Quel est donc le phénomène que vient nommer l’usage nouveau et insistant du terme distanciation ?
Le premier confinement en mars dernier a été l’occasion d’un nouveau type d’expérience dans laquelle une proximité relationnelle est maintenue malgré l’imposition d’une distance spatiale.
Le maintien de cette proximité relationnelle repose principalement sur un usage étendu des nouvelles technologies de communication.
Lorsque les relations ont lieu en présence, il y a toujours un espace vacant, un espace entre, qui permet d’être en présence de quelqu’un, de vivre l’approche et l’éloignement, de faire évoluer et nuancer un rapport.
Peut-être toute présence n’est-elle vraiment acceptable que par l’introduction de cet espace vacant ?
Les relations portées par les nouvelles technologies de communication compensent la distance spatiale par une continuité temporelle qui donne au lointain un accès permanent à nos espaces, le lointain étant ainsi, si l’on peut dire, toujours à notre porte.
La distanciation prescrite par les mesures sanitaires gouvernementales conduit à normaliser et généraliser l’interposition d’une technologie qui tord la distance spatiale en continuité temporelle, induisant une joignabilité permanente.

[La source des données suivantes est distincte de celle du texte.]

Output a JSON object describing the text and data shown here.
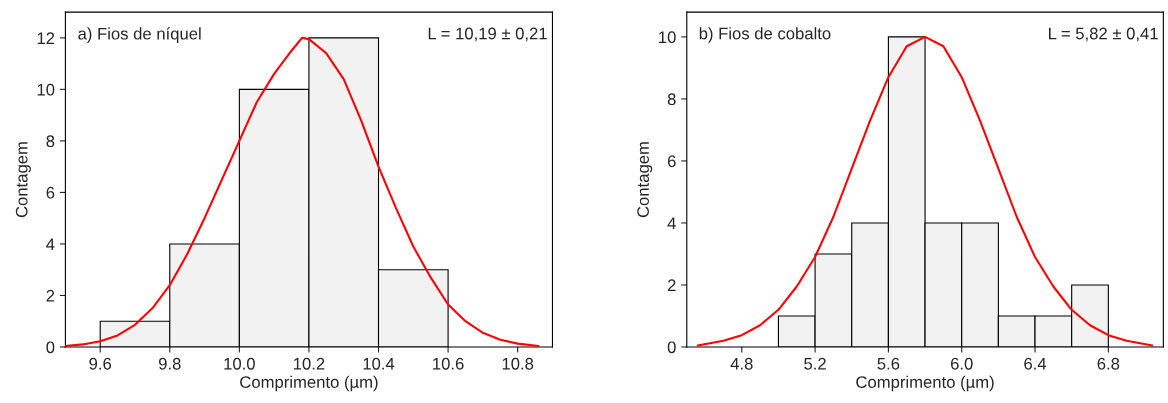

Cette torsion de l’espace-temps se paie de la perte de l’écart, car désormais l’espace entre les personnes en relation n’est pas vide, mais précisément envahi par des machines.
L’usage du terme de distanciation physique ou distanciation sociale nommerait-il ainsi, a contrario de ce qu’il semble indiquer, une perte de distance ?
Bien qu’invisibilisée, l’interposition de la machinerie électronique et numérique est bien réelle, et nous soumet à une continuité temporelle sans alternative.
Telle est l’expérience du télétravail, dans laquelle la mise à une certaine distance n’est obtenable qu’à condition de débrancher les caméras et les écrans, seule façon de marquer la limite de son propre espace par un geste de fermeture (on/off).
Avec la distanciation, c’est bien une distorsion du rapport entre présence et distance qui est à l’œuvre, produisant un escamotage des espaces vides, des temps perdus, des moments d’éloignement et de rapprochement, de la possibilité réelle de faire l’expérience singulière de l’écart, cet écart qui permet de souffler, de rêver, de penser, de désirer.
Daniel Migairou, novembre 2020
NB : merci à mon fils Élie pour la trouvaille qui donne son titre à ce texte.